The first Cayman land grants by the English Crown were made in 1734 and it is likely that these first settlers brought slaves. The holdings were granted to Campbell, Middleton, Bodden, Spofforth, Foster and Crymble. In 1773, the cartographer George Gauld drew the first map of Grand Cayman for the Royal Navy. He made a note in the margin, marking the population at 400 – half free and half slaves.
By 1802, when Edward Corbett did his census, the population of Grand Cayman had grown to 933, of which 545 were slaves. Interestingly, only two of the original founding families (Foster and Bodden) still remain.
It is possible some of these families returned to Jamaica with their slaves having found Cayman unsuitable for planting on a large scale. According to Bertie Ebanks’ book ‘Cayman Emerges’, there were no more than 985 slaves, out of a total population of 2,000, when slavery was officially abolished in 1833, resulting in a ratio of about one slave to one non-slave.

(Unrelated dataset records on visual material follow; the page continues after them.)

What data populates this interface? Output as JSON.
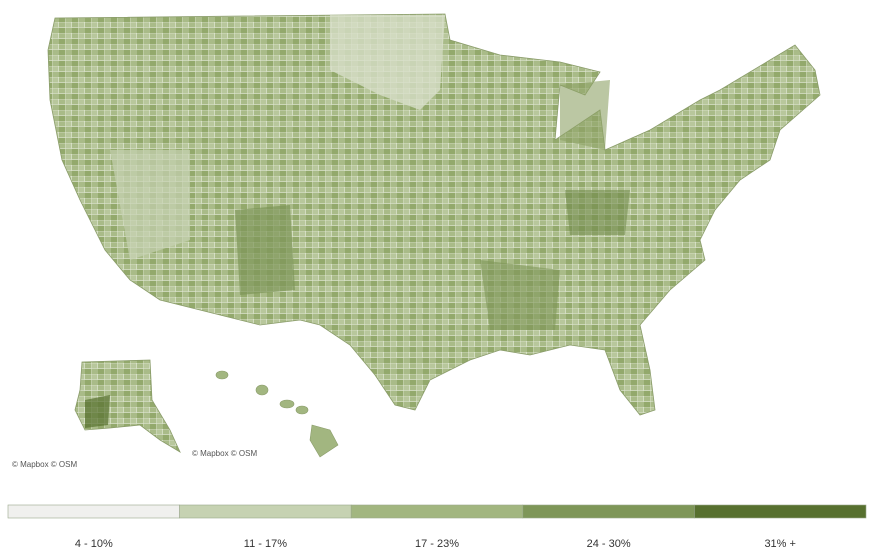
{
  "attributions": [
    "© Mapbox © OSM",
    "© Mapbox © OSM"
  ],
  "legend": {
    "bins": [
      {
        "label": "4 - 10%",
        "color": "#f0f0ee"
      },
      {
        "label": "11 - 17%",
        "color": "#c6d2b2"
      },
      {
        "label": "17 - 23%",
        "color": "#a2b680"
      },
      {
        "label": "24 - 30%",
        "color": "#7e9658"
      },
      {
        "label": "31% +",
        "color": "#57702f"
      }
    ]
  }
}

This makes Cayman very unusual compared to other Caribbean islands, particularly Jamaica, where the ratio was 10 slaves to 1 free man at the time of emancipation. In exchange for their freedom, the claims of all the 116 Caymanian slave-owners totalled 447,765 Pounds Sterling.
To this day, Cayman has very good race relations and according to the author Gary Lee Roper, quoting from his book ‘Antebellum Slavery’, “Grand Cayman differs greatly from its neighbour Jamaica, in that there were no large plantations on the three small Cayman Islands, slaves were limited to the trades and domestic arts.”
This is part of what differentiates the Cayman Islands from other slave-owning nations in this time period. Although slavery existed in Cayman for about a century, it was not ultimately able to prosper because the main sources of industry on the island were not in areas that were conducive to slave trade, such as farming and agriculture.